Piecing the autism jigsaw together

In Research

Follow this topic

Bookmark

Record learning outcomes

The number of people with diagnosed autism has risen markedly since the 1990s. Yet, based on community case-finding studies, autism’s prevalence has remained stable for the last 70-80 years. More inclusive diagnostic criteria, greater awareness and better access to services probably account for the increase in cases.¹

Autism seems to arise from the interplay between genetic and environmental factors, although many details remain enigmatic.² Nevertheless, researchers are putting the pathogenic picture together – and a new study in Molecular Psychiatry may be an important piece in the autism jigsaw.³

Enter SBIM

Cholesterol, despite the lipid’s cardiovascular bad press, is critical during intrauterine development. Initially, mothers supply sterols (chemicals related to cholesterol). After about 19-20 weeks’ gestation, foetuses start synthesising sterols.³

Disrupted sterol biosynthesis can cause developmental and intellectual disabilities. For instance, the enzyme 7-dehydrocholesterol reductase catalyses the final step in cholesterol synthesis. Genetic mutations resulting in low enzyme levels cause an orphan disease called the Smith-Lemli-Opitz syndrome (SLOS). Three-quarters of SLOS patients live with autism spectrum disorder (ASD).³

The new study investigated the relationship between fifteen sterol biosynthesis inhibiting medications (SBIM) prescribed to mothers during pregnancy and ASD in their 6,135,213 children.³ Overall, 11% of pregnant mothers were prescribed at least one SBIM and 3.8% of the children were diagnosed with ASD.³

Statins inhibit hydroxymethylglutaryl-CoA (HMG-CoA) reductase, the first enzyme in the pathway that synthesises cholesterol. So the study assessed the relationship between ASD and atorvastatin, pravastatin, rosuvastatin and simvastatin.

Increased risk

The other drugs assessed have side-effects that inhibit later stages in the cholesterol synthesis pathway: aripiprazole, bupropion, buspirone, cariprazine, fluoxetine, haloperidol, metoprolol, nebivolol, propranolol, sertraline and trazodone.³

Exposure to at least one SBIM during pregnancy was associated with a 47% increased ASD risk after adjusting for potential confounders. Each additional SBIM co-prescription increased ASD risk by 33%. Four or more SBIMs prescribed simultaneously more than doubled ASD risk (hazard ratio [HR] 2.33).³

Cariprazine (HR 2.59) and aripiprazole (HR 2.18) were associated with the highest risk, more than doubling the likelihood of ASD. Atorvastatin (HR 1.71), pravastatin (HR 1.95), rosuvastatin (HR 1.36) and simvastatin (HR 1.64) increased ASD risk by 36-95%. Bupropion, buspirone, fluoxetine, haloperidol, metoprolol, nebivolol, propranolol, sertraline and trazodone were associated with a 35-86% increased likelihood of ASD.³

The differences in ASD risk may reflect mechanisms of action, half-life and metabolism, drug-drug interactions, ability to cross the blood-brain barrier and the degree to which a drug inhibits sterol synthesis.

Underestimate?

In the US, ASD is typically diagnosed at about 4 years of age. So the 18-72-month-old offspring in the study may not have an established ASD diagnosis. Furthermore, ASD diagnoses are often documented in medical records other than the database used in the study. “As a result, our data might underestimate the potential impact of maternal SBIM use on developing ASD in the offspring,” the authors remark.³

The study could not assess interactions between the medications and variants of the genes that modulate sterol synthesis or the impact of environmental (e.g. insecticides, air pollution, heavy metals, pesticides), socioeconomic and nutritional factors (especially low vitamin D levels).

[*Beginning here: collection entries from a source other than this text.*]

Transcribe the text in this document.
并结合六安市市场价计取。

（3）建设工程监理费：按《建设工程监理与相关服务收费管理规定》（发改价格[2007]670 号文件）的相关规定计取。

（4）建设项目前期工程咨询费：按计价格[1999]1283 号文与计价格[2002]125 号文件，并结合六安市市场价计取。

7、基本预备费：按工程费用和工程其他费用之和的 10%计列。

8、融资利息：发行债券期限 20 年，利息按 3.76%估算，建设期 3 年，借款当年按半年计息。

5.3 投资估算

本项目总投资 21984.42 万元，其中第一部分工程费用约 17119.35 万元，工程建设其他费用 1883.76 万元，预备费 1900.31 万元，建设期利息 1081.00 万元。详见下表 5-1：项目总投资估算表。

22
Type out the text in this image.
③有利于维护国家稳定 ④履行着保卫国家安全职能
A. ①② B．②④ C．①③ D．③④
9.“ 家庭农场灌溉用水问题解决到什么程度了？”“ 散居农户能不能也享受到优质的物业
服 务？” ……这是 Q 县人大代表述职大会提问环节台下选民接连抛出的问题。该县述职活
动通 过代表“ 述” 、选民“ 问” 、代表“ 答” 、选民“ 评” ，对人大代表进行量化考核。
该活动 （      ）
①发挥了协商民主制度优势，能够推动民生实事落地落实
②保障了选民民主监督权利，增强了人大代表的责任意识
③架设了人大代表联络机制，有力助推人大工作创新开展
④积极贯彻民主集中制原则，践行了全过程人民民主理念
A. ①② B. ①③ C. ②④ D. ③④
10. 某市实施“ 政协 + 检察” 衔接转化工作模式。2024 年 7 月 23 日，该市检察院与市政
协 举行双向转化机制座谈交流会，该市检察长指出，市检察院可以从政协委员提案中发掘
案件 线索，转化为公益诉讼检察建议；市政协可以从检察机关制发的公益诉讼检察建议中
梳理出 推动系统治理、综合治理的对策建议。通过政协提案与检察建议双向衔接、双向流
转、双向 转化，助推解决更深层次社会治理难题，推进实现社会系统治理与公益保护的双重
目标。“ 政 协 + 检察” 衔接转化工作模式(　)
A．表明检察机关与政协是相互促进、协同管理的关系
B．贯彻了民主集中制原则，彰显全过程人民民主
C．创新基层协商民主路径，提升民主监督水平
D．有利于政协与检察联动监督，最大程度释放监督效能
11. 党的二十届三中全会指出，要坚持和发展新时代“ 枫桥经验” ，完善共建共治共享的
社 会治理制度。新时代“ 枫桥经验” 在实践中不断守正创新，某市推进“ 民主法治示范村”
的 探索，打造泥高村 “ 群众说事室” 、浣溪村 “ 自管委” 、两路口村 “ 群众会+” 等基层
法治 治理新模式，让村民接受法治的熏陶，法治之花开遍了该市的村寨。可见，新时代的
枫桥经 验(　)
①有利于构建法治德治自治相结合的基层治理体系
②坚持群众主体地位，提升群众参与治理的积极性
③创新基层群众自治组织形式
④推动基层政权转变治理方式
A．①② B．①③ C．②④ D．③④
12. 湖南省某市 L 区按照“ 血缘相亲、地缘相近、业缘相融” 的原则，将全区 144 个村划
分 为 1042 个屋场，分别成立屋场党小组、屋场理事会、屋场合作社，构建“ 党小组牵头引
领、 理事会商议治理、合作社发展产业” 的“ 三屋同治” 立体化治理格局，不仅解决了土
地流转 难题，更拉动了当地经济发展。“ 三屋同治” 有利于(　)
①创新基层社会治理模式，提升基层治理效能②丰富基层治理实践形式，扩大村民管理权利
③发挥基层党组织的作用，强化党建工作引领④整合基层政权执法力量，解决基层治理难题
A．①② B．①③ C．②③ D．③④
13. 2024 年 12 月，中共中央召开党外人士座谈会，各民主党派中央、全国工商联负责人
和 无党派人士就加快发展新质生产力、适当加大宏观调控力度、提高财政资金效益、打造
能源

The study was also unable to define a “safe” SBIM dose for the foetal brain.³

Patient advice

So what should pharmacists tell patients? Firstly, cholesterol turnover in the adult brain takes years. In other words, the authors comment, “these effects are likely negligible for already-formed structures in adults”. Secondly, pregnant women should not stop or alter treatment without medical supervision. After all, SBIMs may be essential, even life-preserving, treatments. Rather, the researchers call for a re-evaluation of prescribing practices and the development of safer alternatives for use during pregnancy.³

“Our findings do not suggest that these medications are unsafe for adults,” concludes author Dr Karoly Mirnics, dean and director of the Munroe-Meyer Institute, University of Nebraska Medical Center. “But they raise important questions about their use during pregnancy, a period when even small biochemical disruptions may have outsized effects on foetal brain development.”